Ghost Dog de Jim Jarmusch - 1999
Grand plaisir de revoir ce film-hommage du grand Jim qui, même s'il a déjà un peu vieilli, garde tout son humour et toute sa noblesse. Si on exclut le jeu très flou de Bankolé, qui prouve qu'a priori Jarmusch ne connaît rien à la langue française et a eu beaucoup de mal à diriger cet acteur, Ghost Dog touche au très grand art. Derrière le regard limite ovin de Forest Whitaker, qui est parfait dans son mutisme et son non-jeu (tout un univers passe dans ses yeux pendant le meurtre éhonté de tous ses pigeons), derrière ces pitreries zen ostensiblement solennelles, se cache un film étrangement mélancolique, accusant doucement la fin d'une époque (celle des gangsters class et des samouraïs tout en noblesse d'âme). Jarmusch arrive à convaincre totalement dans cette veine-là, grâce à ses rythmes allanguis, grâce à la jolie musique trip-hop enfumée de RZA, grâce à cette philosophie d'un autre âge qui s'incruste dans l'écran, grâce à cette mise en scène tout en rondeurs qui tempère même les pics de violence, grâce à cet humour nonchalant (dont le gars a fait sa marque de fabrique), et même jusque dans les costumes des "vilains", impeccables de ringardise.

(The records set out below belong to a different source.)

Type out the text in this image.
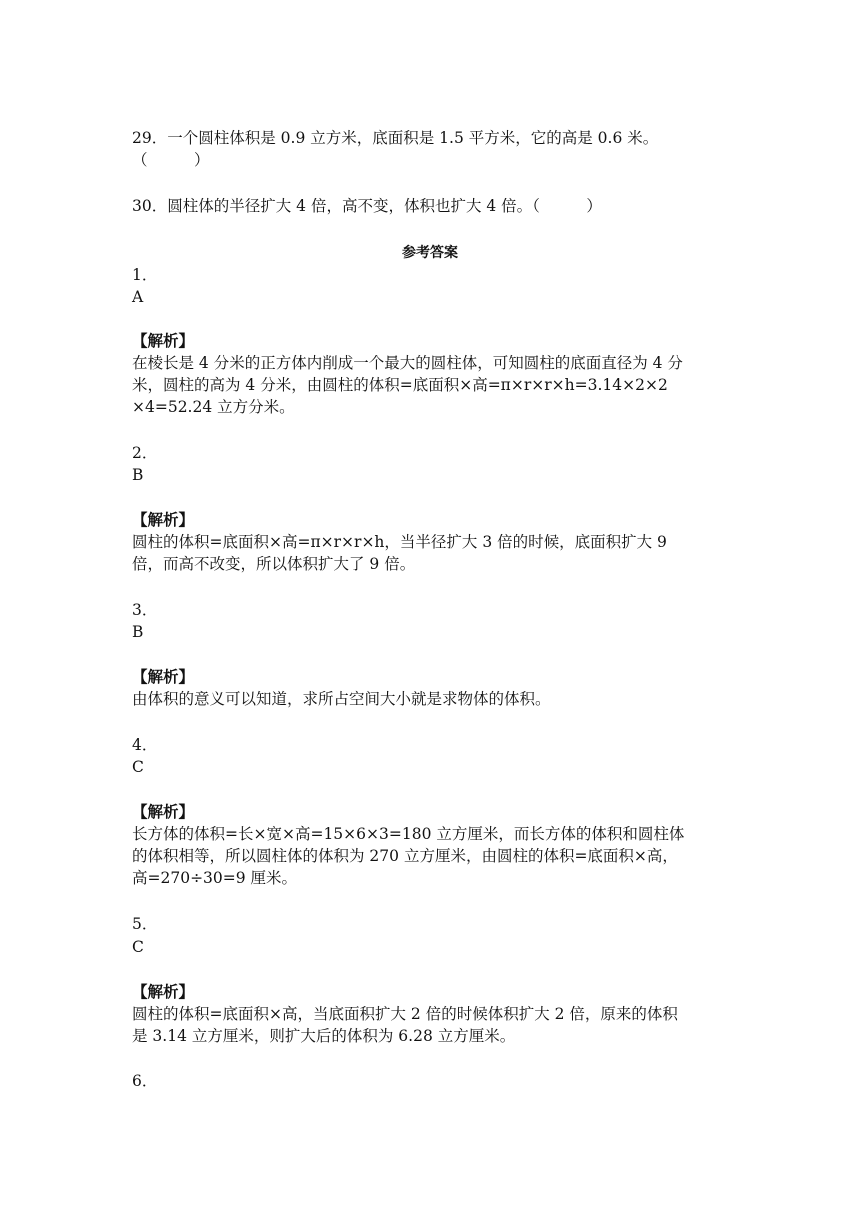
29．一个圆柱体积是 0.9 立方米，底面积是 1.5 平方米，它的高是 0.6 米。
（　　　）
30．圆柱体的半径扩大 4 倍，高不变，体积也扩大 4 倍。（　　　）
参考答案
1．
A
【解析】
在棱长是 4 分米的正方体内削成一个最大的圆柱体，可知圆柱的底面直径为 4 分
米，圆柱的高为 4 分米，由圆柱的体积=底面积×高=π×r×r×h=3.14×2×2
×4=52.24 立方分米。
2．
B
【解析】
圆柱的体积=底面积×高=π×r×r×h，当半径扩大 3 倍的时候，底面积扩大 9
倍，而高不改变，所以体积扩大了 9 倍。
3．
B
【解析】
由体积的意义可以知道，求所占空间大小就是求物体的体积。
4．
C
【解析】
长方体的体积=长×宽×高=15×6×3=180 立方厘米，而长方体的体积和圆柱体
的体积相等，所以圆柱体的体积为 270 立方厘米，由圆柱的体积=底面积×高，
高=270÷30=9 厘米。
5．
C
【解析】
圆柱的体积=底面积×高，当底面积扩大 2 倍的时候体积扩大 2 倍，原来的体积
是 3.14 立方厘米，则扩大后的体积为 6.28 立方厘米。
6．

Ghost Dog obéit à des tempos très originaux, et le scénario, simplissime, est en total accord avec cette simplicité de trait. Le héros suit sa voie, en ligne droite, simplement, et les nombreux gros plans sur ses gestes super-pros (voler une caisse, démonter un flingue, préparer un piège) sont quasi-bressoniens dans leur filmage (voilà une phrase très class) : Jarmusch semble presque s'absenter dans ces moments-là, alors qu'il n'oublie jamais d'imprimer sa marque pince-sans-rire dans chaque trait de personnage. Les clins d'oeil à Kurosawa (Rashomon, Yojimbo) et à Scorsese (Taxi Driver surtout, lors de la tuerie pour le coup "sans violence" dans la villa des gangsters) sont parfaitement amenés, et donnent au film ce cachet désuet qui fait tout son talent. La tristesse pointe alors son nez : tristesse d'avoir perdu une certaine forme de cinéma, très repérable, et qui est comme estompée, pastellisée par Jarmusch ; tristesse de la solitude du héros ; tristesse de constater la misère du monde ; et surtout tristesse de la perte de valeurs nobles qui causeront la perte du personnage. Drôle et émouvant, Ghost Dog est très touchant.